Saturday, 21 December 2019

Still Quarrying 98 - Hear The Baby Cry!

Years ago someone recommended a book called God’s Pauper by the Greek writer Nikos Kazantzakis.  It is based on the life of Francis of Assisi and possibly owes much to the author’s imagination but the picture of Francis which emerges is very much in tune with what we know about him.  At one point Francis is engaged in a discussion as to which is superior the mind or the heart and he recalls an incident from his childhood:

‘When I was a young student a learned theologian came to Assisi at Christmas time.  He mounted the pulpit at San Ruffino’s and began an oration that lasted for hours and hours, all about the birth of Christ and the salvation of the world and the terrible mystery of the Incarnation.  My mind grew muddy; my head began to reel.  Unable to stand it any longer, I shouted, ‘Master, be still so that we can hear Christ crying in His cradle!‘   When we got back home, my father spanked me, but my mother took me aside secretly and gave me her blessing . . .‘    

The point being that there was much of the preacher’s mind involved in the ‘oration’ and too little of the heart.  Perhaps it could be said that he obviously knew much about Christ but gave no evidence that he actually knew Him.  His words did not convey His presence and the  blessings that flow from His birth, death and resurrection.  

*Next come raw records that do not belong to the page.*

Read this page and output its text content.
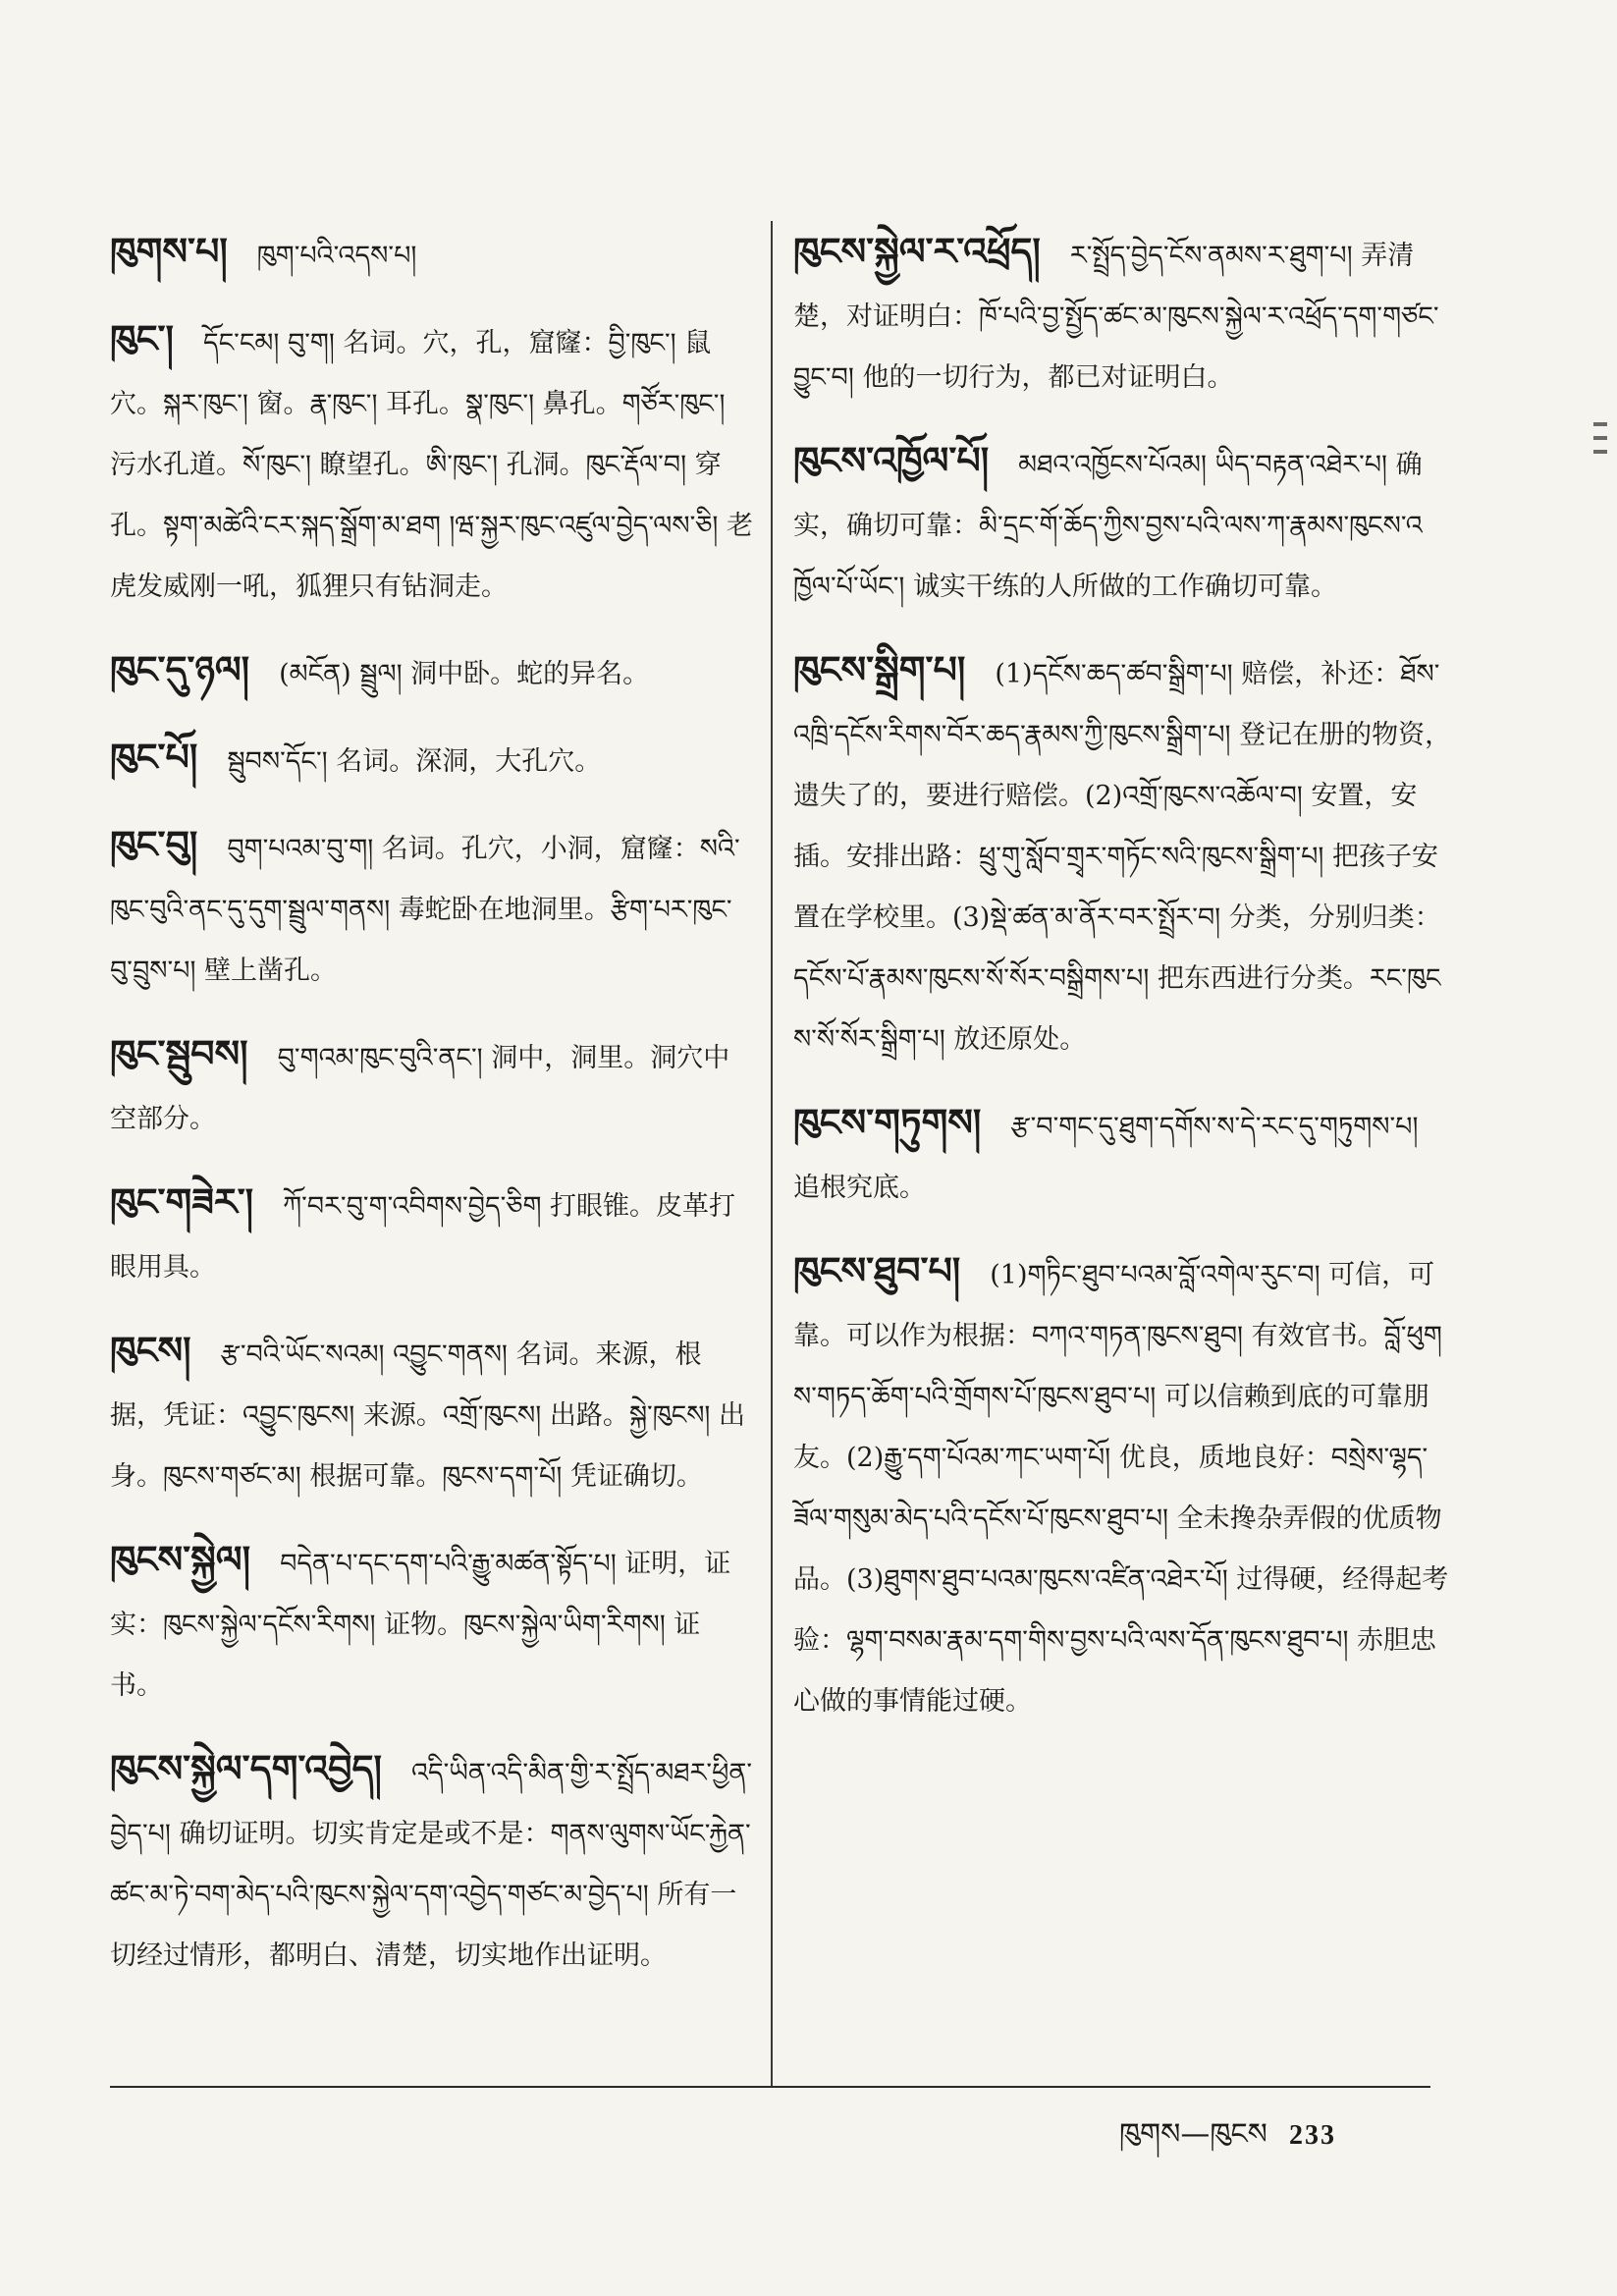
ཁུགས་པ། ཁུག་པའི་འདས་པ།
ཁུང་། དོང་ངམ། བུ་ག། 名词。穴，孔，窟窿：བྱི་ཁུང་། 鼠穴。སྐར་ཁུང་། 窗。རྣ་ཁུང་། 耳孔。སྣ་ཁུང་། 鼻孔。གཙོར་ཁུང་། 污水孔道。སོ་ཁུང་། 瞭望孔。ཨི་ཁུང་། 孔洞。ཁུང་རྡོལ་བ། 穿孔。སྟག་མཚེའི་ངར་སྐད་སྒྲོག་མ་ཐག །ཝ་སྐྱར་ཁུང་འཛུལ་བྱེད་ལས་ཅི། 老虎发威刚一吼，狐狸只有钻洞走。
ཁུང་དུ་ཉལ། (མངོན) སྦྲུལ། 洞中卧。蛇的异名。
ཁུང་པོ། སྦུབས་དོང་། 名词。深洞，大孔穴。
ཁུང་བུ། བུག་པའམ་བུ་ག། 名词。孔穴，小洞，窟窿：སའི་ཁུང་བུའི་ནང་དུ་དུག་སྦྲུལ་གནས། 毒蛇卧在地洞里。རྩིག་པར་ཁུང་བུ་བྲུས་པ། 壁上凿孔。
ཁུང་སྦུབས། བུ་གའམ་ཁུང་བུའི་ནང་། 洞中，洞里。洞穴中空部分。
ཁུང་གཟེར་། ཀོ་བར་བུ་ག་འབིགས་བྱེད་ཅིག 打眼锥。皮革打眼用具。
ཁུངས། རྩ་བའི་ཡོང་སའམ། འབྱུང་གནས། 名词。来源，根据，凭证：འབྱུང་ཁུངས། 来源。འགྲོ་ཁུངས། 出路。སྐྱེ་ཁུངས། 出身。ཁུངས་གཙང་མ། 根据可靠。ཁུངས་དག་པོ། 凭证确切。
ཁུངས་སྐྱེལ། བདེན་པ་དང་དག་པའི་རྒྱུ་མཚན་སྟོད་པ། 证明，证实：ཁུངས་སྐྱེལ་དངོས་རིགས། 证物。ཁུངས་སྐྱེལ་ཡིག་རིགས། 证书。
ཁུངས་སྐྱེལ་དག་འབྱེད། འདི་ཡིན་འདི་མིན་གྱི་ར་སྤྲོད་མཐར་ཕྱིན་བྱེད་པ། 确切证明。切实肯定是或不是：གནས་ལུགས་ཡོང་རྐྱེན་ཚང་མ་ཏེ་བག་མེད་པའི་ཁུངས་སྐྱེལ་དག་འབྱེད་གཙང་མ་བྱེད་པ། 所有一切经过情形，都明白、清楚，切实地作出证明。
ཁུངས་སྐྱེལ་ར་འཕྲོད། ར་སྤྲོད་བྱེད་ངོས་ནམས་ར་ཐུག་པ། 弄清楚，对证明白：ཁོ་པའི་བྱ་སྤྱོད་ཚང་མ་ཁུངས་སྐྱེལ་ར་འཕྲོད་དག་གཙང་བྱུང་བ། 他的一切行为，都已对证明白。
ཁུངས་འཁྱོལ་པོ། མཐའ་འཁྱོངས་པོའམ། ཡིད་བརྟན་འཐེར་པ། 确实，确切可靠：མི་དྲང་གོ་ཆོད་ཀྱིས་བྱས་པའི་ལས་ཀ་རྣམས་ཁུངས་འཁྱོལ་པོ་ཡོང་། 诚实干练的人所做的工作确切可靠。
ཁུངས་སྒྲིག་པ། (1)དངོས་ཆད་ཚབ་སྒྲིག་པ། 赔偿，补还：ཐོས་འཁྲི་དངོས་རིགས་བོར་ཆད་རྣམས་ཀྱི་ཁུངས་སྒྲིག་པ། 登记在册的物资，遗失了的，要进行赔偿。(2)འགྲོ་ཁུངས་འཆོལ་བ། 安置，安插。安排出路：ཕྲུ་གུ་སློབ་གྲྭར་གཏོང་སའི་ཁུངས་སྒྲིག་པ། 把孩子安置在学校里。(3)སྡེ་ཚན་མ་ནོར་བར་སྤྲོར་བ། 分类，分别归类：དངོས་པོ་རྣམས་ཁུངས་སོ་སོར་བསྒྲིགས་པ། 把东西进行分类。རང་ཁུངས་སོ་སོར་སྒྲིག་པ། 放还原处。
ཁུངས་གཏུགས། རྩ་བ་གང་དུ་ཐུག་དགོས་ས་དེ་རང་དུ་གཏུགས་པ། 追根究底。
ཁུངས་ཐུབ་པ། (1)གཏིང་ཐུབ་པའམ་བློ་འགེལ་རུང་བ། 可信，可靠。可以作为根据：བཀའ་གཏན་ཁུངས་ཐུབ། 有效官书。བློ་ཕུགས་གཏད་ཆོག་པའི་གྲོགས་པོ་ཁུངས་ཐུབ་པ། 可以信赖到底的可靠朋友。(2)རྒྱུ་དག་པོའམ་ཀང་ཡག་པོ། 优良，质地良好：བསྲེས་ལྷད་ཟོལ་གསུམ་མེད་པའི་དངོས་པོ་ཁུངས་ཐུབ་པ། 全未搀杂弄假的优质物品。(3)ཐུགས་ཐུབ་པའམ་ཁུངས་འཛིན་འཐེར་པོ། 过得硬，经得起考验：ལྷག་བསམ་རྣམ་དག་གིས་བྱས་པའི་ལས་དོན་ཁུངས་ཐུབ་པ། 赤胆忠心做的事情能过硬。
ཁུགས—ཁུངས 233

For the first time in the 37 years I have been an ordained minister of the Gospel I will not be preaching this Christmas.  But I will be remembering all my colleagues in many different traditions who will be seeking to unpack in their preaching what the birth of Jesus means for us today.  Far to often in the past I have been carried away with the thought that I need to find some new way of presenting this.  It’s then I remember the advice I received from a retired minister when I was just a baby minister:  ‘Just tell them the story.‘   We forget the power of the story and the monumental truths that are contained therein.  


So all you preachers out there, as someone who will be listening this Christmas,  tell me the story and pray for me and others that we will have a sense of Emmanuel, ‘God With Us’, that we will hear Christ crying in His cradle.